Burgemeester en Wethouders kunnen nadere eisen stellen aan de plaats en de afmetingen van de bebouwing, ten behoeve van:

  • a. de milieusituatie;
  • b. de verkeersveiligheid;
  • c. de gebruiksmogelijkheden van de aangrenzende gronden en bouwwerken.
6.4 Specifieke gebruiksregels

Tot een gebruik strijdig met deze bestemming, wordt in ieder geval gerekend:

  • het gebruik van de gronden en bouwwerken ten behoeve van een zelfstandig horecabedrijf.

Artikel 7 Verkeer

7.1 Bestemmingsomschrijving

De voor 'Verkeer' aangewezen gronden zijn bestemd voor:

  • a. wegen en straten;
  • b. voet- en rijwielpaden;
  • c. groenvoorzieningen;
  • d. sloten, bermen en beplanting;

waarbij gestreefd wordt naar een inrichting hoofdzakelijk gericht op de afwikkeling van het verkeer;

met de daarbijbehorende:

  • e. nutsvoorzieningen;
  • f. bouwwerken, geen gebouwen zijnde.
7.2 Bouwregels
7.2.1 Gebouwen

Op of in deze gronden mogen geen gebouwen worden gebouwd.

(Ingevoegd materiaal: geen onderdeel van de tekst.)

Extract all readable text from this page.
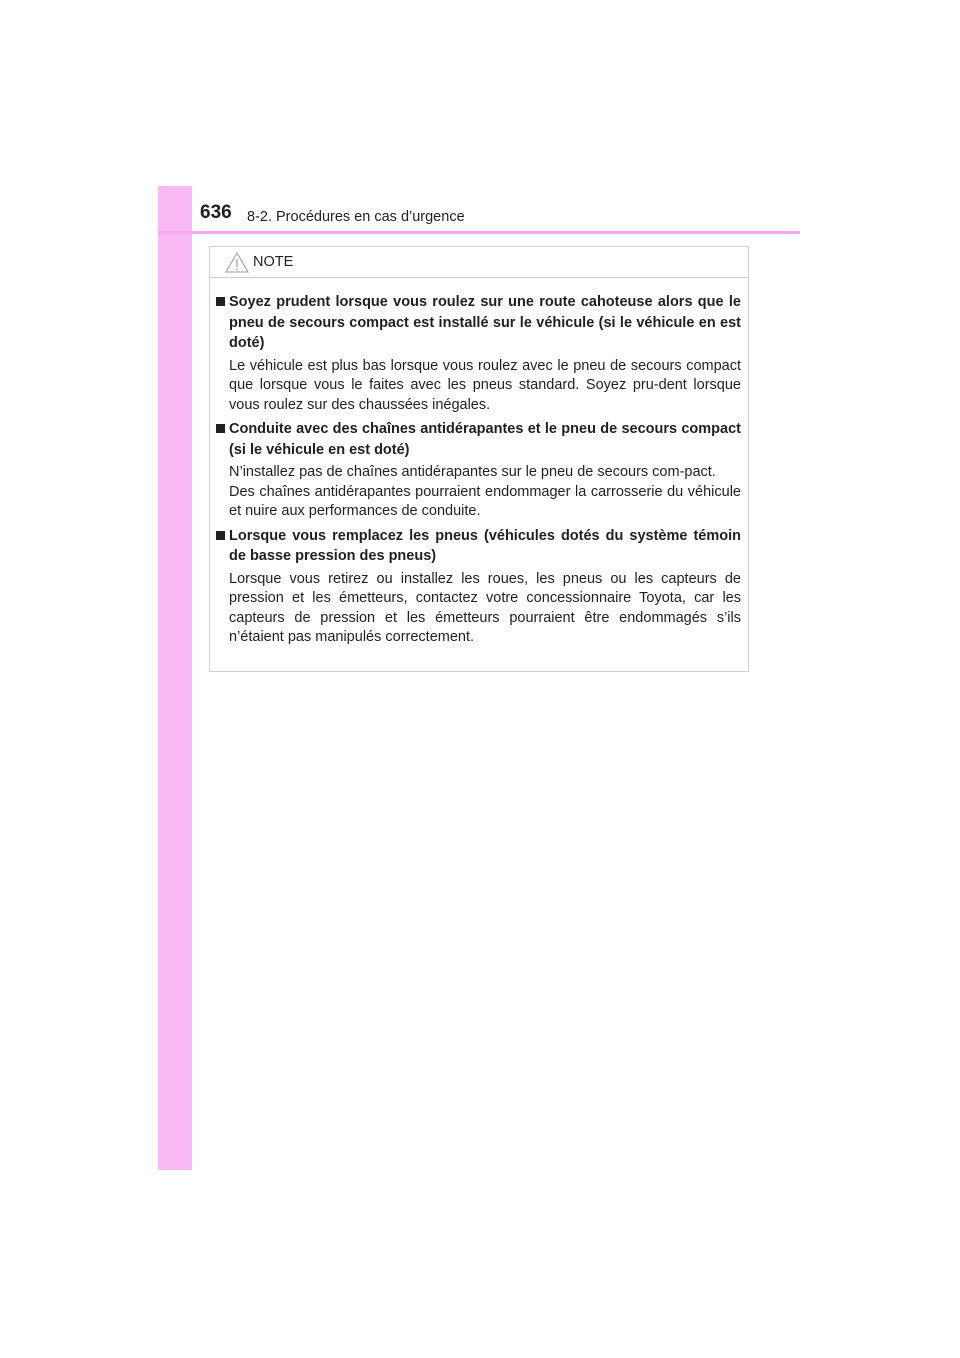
636 8-2. Procédures en cas d’urgence
NOTE
Soyez prudent lorsque vous roulez sur une route cahoteuse alors que le pneu de secours compact est installé sur le véhicule (si le véhicule en est doté)

Le véhicule est plus bas lorsque vous roulez avec le pneu de secours compact que lorsque vous le faites avec les pneus standard. Soyez pru-dent lorsque vous roulez sur des chaussées inégales.

Conduite avec des chaînes antidérapantes et le pneu de secours compact (si le véhicule en est doté)

N’installez pas de chaînes antidérapantes sur le pneu de secours com-pact.

Des chaînes antidérapantes pourraient endommager la carrosserie du véhicule et nuire aux performances de conduite.

Lorsque vous remplacez les pneus (véhicules dotés du système témoin de basse pression des pneus)

Lorsque vous retirez ou installez les roues, les pneus ou les capteurs de pression et les émetteurs, contactez votre concessionnaire Toyota, car les capteurs de pression et les émetteurs pourraient être endommagés s’ils n’étaient pas manipulés correctement.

7.2.2 Bouwwerken, geen gebouwen zijnde

Voor het bouwen van bouwwerken, geen gebouwen zijnde, gelden de volgende regels:

  • a. er mogen geen overkappingen worden gebouwd;
  • b. de bouwhoogte van overige bouwwerken, geen gebouwen zijnde, anders dan rechtstreeks ten behoeve van de geleiding, beveiliging en regeling van het verkeer, zal ten hoogste 5,00 m bedragen.
7.3 Nadere eisen

Burgemeester en Wethouders kunnen nadere eisen stellen aan de plaats en afmetingen van de bebouwing, ten behoeve van:

  • a. de verkeersveiligheid; en
  • b. de gebruiksmogelijkheden van de aangrenzende gronden.
7.4 Specifieke gebruiksregels

Tot een gebruik strijdig met deze bestemming, wordt in ieder geval gerekend:

  • het inrichten van het bestemmingsvlak in afwijking van het ter plaatse van de aanduiding 'dwarsprofiel' aangegeven dwarsprofiel.
7.5 Afwijken van de gebruiksregels

Mits geen onevenredige afbreuk wordt gedaan aan de verkeersveiligheid en de gebruiksmogelijkheden van de aangrenzende gronden, kan met omgevingsvergunning worden afgeweken van het bepaalde in lid 7.4 in die zin dat wordt afgeweken van het ter plaatse van de aanduiding 'dwarsprofiel' aangegeven dwarsprofiel, mits hierdoor geen wezenlijke verslechtering van de geluidsituatie optreedt.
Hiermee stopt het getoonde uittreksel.